Since then, its owners focus has been on tidying Chrysalis' vast catalog, but the intention was always to one day relaunch it as a frontline record label, says Lascelles.

The decision to partner with fellow indie label Partisan Records on signing Laura Marling was born out of the two companies achieving international success with Cigarettes After Sex, who are signed to Partisan and managed by Blue Raincoat Music. Other artists on Partisan's roster include IDLES, Fontaines D.C., John Grant and the catalog of Fela Kuti.

"We share offices with Partisan and I know how good they are and how well they work as a team, so I rang [managing director] Zena White and [founder] Tim Putnam, said what we were thinking of doing and that we'd love to figure out a way that we can work together," explains Lascelles.

"Right in the midst of that, we discovered that we were both trying to sign Laura Marling.

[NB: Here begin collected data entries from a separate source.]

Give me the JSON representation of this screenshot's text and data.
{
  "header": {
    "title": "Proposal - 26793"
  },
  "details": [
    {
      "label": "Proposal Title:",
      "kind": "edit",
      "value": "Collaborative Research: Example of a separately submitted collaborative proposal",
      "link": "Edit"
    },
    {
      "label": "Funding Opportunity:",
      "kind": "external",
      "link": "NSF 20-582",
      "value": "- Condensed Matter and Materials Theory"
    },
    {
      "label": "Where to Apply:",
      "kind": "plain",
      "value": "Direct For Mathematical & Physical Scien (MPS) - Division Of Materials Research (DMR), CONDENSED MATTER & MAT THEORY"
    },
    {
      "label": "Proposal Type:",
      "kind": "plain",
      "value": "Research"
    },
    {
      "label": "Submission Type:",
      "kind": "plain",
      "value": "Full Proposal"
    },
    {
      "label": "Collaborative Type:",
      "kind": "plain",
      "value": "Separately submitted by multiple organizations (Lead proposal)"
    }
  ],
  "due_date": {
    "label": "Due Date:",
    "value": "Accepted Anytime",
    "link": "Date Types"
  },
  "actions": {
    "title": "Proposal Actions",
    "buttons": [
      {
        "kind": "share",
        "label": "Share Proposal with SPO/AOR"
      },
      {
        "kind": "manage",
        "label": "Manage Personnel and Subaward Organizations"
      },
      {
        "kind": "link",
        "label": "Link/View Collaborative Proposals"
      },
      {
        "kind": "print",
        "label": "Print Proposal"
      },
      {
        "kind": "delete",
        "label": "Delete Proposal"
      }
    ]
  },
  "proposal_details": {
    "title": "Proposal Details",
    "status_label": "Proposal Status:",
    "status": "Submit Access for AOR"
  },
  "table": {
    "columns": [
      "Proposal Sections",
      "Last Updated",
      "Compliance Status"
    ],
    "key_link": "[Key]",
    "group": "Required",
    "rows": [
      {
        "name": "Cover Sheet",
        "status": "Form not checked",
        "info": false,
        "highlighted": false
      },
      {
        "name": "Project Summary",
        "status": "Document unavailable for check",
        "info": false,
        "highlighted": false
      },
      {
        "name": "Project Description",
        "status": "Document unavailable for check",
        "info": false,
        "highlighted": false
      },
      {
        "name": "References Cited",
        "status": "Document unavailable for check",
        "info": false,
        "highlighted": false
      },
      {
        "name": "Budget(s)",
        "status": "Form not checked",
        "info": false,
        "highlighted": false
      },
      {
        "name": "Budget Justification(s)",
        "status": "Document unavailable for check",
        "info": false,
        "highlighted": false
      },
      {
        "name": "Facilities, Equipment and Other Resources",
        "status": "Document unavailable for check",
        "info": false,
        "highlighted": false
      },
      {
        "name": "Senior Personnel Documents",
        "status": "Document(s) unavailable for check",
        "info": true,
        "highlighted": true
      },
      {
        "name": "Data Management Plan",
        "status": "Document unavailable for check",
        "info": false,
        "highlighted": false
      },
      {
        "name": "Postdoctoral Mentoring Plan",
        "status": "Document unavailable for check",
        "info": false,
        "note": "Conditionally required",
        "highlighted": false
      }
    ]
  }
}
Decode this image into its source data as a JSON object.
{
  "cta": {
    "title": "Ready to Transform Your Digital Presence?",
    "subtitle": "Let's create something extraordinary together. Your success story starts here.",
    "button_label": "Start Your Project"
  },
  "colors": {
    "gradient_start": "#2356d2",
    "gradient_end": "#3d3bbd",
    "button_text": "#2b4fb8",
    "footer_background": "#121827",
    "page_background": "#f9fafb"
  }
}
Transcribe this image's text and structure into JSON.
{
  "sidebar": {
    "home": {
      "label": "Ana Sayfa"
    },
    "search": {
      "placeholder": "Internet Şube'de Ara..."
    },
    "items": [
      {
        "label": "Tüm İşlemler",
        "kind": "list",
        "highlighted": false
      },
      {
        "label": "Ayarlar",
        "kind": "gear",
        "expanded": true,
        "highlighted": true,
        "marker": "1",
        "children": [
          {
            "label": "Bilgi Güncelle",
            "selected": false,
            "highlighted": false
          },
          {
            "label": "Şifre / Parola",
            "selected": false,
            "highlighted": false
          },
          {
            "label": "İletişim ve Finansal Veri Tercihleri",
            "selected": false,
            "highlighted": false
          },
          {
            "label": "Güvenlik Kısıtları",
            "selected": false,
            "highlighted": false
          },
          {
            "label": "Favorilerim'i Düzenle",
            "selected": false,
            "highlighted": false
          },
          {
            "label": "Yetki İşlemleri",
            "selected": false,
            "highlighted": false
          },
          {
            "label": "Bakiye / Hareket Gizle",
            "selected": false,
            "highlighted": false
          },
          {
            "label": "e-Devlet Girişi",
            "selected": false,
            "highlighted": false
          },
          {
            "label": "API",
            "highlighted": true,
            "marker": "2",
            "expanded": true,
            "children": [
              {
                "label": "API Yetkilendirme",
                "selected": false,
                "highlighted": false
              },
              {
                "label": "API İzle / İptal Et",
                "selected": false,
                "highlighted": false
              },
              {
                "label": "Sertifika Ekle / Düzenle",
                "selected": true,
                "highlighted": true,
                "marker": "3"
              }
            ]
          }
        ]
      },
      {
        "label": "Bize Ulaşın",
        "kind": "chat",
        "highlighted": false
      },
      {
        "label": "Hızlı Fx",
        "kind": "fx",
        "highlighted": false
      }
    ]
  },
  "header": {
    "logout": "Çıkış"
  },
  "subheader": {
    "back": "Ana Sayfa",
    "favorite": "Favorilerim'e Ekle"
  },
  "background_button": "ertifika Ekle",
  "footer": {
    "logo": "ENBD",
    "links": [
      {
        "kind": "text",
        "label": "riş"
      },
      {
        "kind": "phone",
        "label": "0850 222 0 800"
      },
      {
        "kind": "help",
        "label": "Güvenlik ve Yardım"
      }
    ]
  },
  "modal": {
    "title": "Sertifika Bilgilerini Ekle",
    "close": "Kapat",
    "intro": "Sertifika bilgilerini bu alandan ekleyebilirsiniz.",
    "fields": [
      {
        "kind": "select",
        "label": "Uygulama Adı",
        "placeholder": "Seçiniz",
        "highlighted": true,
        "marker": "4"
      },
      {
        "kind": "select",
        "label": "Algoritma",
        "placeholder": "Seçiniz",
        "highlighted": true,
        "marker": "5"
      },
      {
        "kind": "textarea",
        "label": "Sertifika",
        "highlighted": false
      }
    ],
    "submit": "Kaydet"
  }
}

So at that point we just said, 'Let's do this one together.' When we presented that idea to Laura's management, it completely captured their imagination."

"There is a really strong synergy between the brand that we are building [at Partisan] and the brand that Chris Wright and Terry Ellis built back in the day, starting in the 1960s, and continuing with Jeremy and Robin's careers," says White. "The spirit of what Chrysalis represents creatively are really important values to us at Partisan, so [this partnership] just felt like something that we should absolutely explore."

For the time being, the partnership between Chrysalis and Partisan is a one-off deal exclusively limited to Laura Marling and an as-yet-unnamed associated project from the singer, but both parties are open to collaborating on other artist releases, if the situation arises.

"The future is the future. We'll see," says Lascelles. "But right now it's very much a Laura-orientated partnership."

"Chrysalis is going extremely well in terms of the revenues it's producing and it feels like we have unblocked the dam that was stopping people discovering and rediscovering the label's catalog," says the CEO. "We feel in a good place there now and this feels like a good moment to start putting new music out there."